Mais, comment harmoniser la souffrance et la joie ? « Dans la vie chrétienne, dit Paul VI, les deux moments, celui de la souffrance et celui de la joie, peuvent se superposer, se confondre en quelque sorte. Saint
Paul l'affirme dans cette phrase : 'Je surabonde de joie dans toutes nos tribulations' (2 Cor. 7,4). Joie et douleur peuvent cohabiter. C'est l'un des signes les plus intéressants, les plus complexes de la psychologie du chrétien ; c'est comme s'il vivait, et en réalité il vit, une double vie : la sienne, humaine, terrestre, en proie aux adversités, et celle du Christ qui a été réellement placée en Lui dès le début. « Je vis, mais ce n'est plus moi, dit l'apôtre, c'est le Christ qui vit en moi' (Gai. 2,20). Et le Christ, ne l'oublions pas, c'est la Joie ». « Frères bien-aimés, dit saint Pierre, dans la mesure où vous participez aux souffrances du Christ, réjouissez-vous, afin que, lors de la révélation de sa gloire, vous soyez aussi dans la joie et l'allégresse »(l P. 4,13).
Même dans les épreuves et les larmes, sachons garder un front serein. « II ne faut pas, dit saint Paul, que vous vous désoliez comme les autres, qui n'ont pas d'espérance» (Thés. 4,13). Il y a des larmes qui adoucissent l'amertume, et qui sont bonnes. Mais, il y a aussi le sourire qui fleurit sur les lèvres de personnes qui souffrent, et qui est bien plus méritoire. Le sourire et la douceur perfectionnent les dons, si coûteux soient-ils. « Dieu aime celui qui donne avec joie » (2 Cor. 9,7).
La joie divine que rien ne peut ravir, on la possède lorsqu'on s'est entièrement délivré de soi-même.
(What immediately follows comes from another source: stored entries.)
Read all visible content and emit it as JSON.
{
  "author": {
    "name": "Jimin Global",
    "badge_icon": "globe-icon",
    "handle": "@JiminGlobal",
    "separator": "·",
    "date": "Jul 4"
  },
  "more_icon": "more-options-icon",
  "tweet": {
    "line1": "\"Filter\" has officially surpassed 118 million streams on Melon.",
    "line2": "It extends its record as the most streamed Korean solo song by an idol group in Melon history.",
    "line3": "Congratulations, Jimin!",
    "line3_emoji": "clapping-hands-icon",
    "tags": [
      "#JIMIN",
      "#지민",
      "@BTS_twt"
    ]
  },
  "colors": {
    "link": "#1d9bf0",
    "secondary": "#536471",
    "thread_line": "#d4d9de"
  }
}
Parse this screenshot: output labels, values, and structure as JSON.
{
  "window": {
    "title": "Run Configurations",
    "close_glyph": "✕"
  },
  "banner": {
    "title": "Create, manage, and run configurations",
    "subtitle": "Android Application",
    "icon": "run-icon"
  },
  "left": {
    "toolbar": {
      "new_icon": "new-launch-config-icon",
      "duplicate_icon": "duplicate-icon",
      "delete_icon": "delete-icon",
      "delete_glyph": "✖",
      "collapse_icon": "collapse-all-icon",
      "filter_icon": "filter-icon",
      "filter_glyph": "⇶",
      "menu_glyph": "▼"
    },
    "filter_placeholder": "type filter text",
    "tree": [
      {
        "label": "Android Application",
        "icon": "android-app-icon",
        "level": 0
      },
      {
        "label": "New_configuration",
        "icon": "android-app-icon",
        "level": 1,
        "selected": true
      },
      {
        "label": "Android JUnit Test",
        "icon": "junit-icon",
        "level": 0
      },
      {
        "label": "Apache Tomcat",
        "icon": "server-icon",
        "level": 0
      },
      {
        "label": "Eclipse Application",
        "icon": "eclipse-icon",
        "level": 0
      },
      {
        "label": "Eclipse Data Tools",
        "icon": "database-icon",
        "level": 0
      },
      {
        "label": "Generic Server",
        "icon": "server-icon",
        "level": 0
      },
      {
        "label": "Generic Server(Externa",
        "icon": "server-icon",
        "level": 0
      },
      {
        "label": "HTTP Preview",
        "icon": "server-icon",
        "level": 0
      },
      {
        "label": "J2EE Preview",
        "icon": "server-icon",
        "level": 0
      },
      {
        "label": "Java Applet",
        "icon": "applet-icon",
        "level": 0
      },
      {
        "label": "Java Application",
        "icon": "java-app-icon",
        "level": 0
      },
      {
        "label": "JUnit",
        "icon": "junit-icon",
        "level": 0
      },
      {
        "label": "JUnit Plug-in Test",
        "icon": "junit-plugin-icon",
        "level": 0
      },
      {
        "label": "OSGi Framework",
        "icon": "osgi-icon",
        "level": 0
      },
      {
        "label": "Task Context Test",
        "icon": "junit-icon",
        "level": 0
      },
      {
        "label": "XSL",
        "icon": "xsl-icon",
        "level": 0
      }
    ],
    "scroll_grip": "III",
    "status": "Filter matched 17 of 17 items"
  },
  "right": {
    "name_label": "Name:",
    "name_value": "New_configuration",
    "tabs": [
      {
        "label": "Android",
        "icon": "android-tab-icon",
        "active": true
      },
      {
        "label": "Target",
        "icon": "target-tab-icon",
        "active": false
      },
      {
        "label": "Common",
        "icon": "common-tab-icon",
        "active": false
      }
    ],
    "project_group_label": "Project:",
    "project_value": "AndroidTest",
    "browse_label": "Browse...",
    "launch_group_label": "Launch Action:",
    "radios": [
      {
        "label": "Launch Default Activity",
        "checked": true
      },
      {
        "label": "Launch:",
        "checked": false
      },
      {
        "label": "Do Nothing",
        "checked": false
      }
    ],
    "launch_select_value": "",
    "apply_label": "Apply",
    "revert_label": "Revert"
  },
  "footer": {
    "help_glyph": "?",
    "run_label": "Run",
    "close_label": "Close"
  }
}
Le sacrifice de soi est la seule condition qui permette d'acquérir la joie du Christ, intime et profonde, comme un ciel anticipé. Aujourd'hui le bonheur des justes, harmonisés à Dieu, n'est qu'un avant-goût, un gage. Mais, un jour, le Seigneur les fera entrer dans le Royaume du ciel, où ils partageront le festin des élus, dans la charité et la joie éternelles.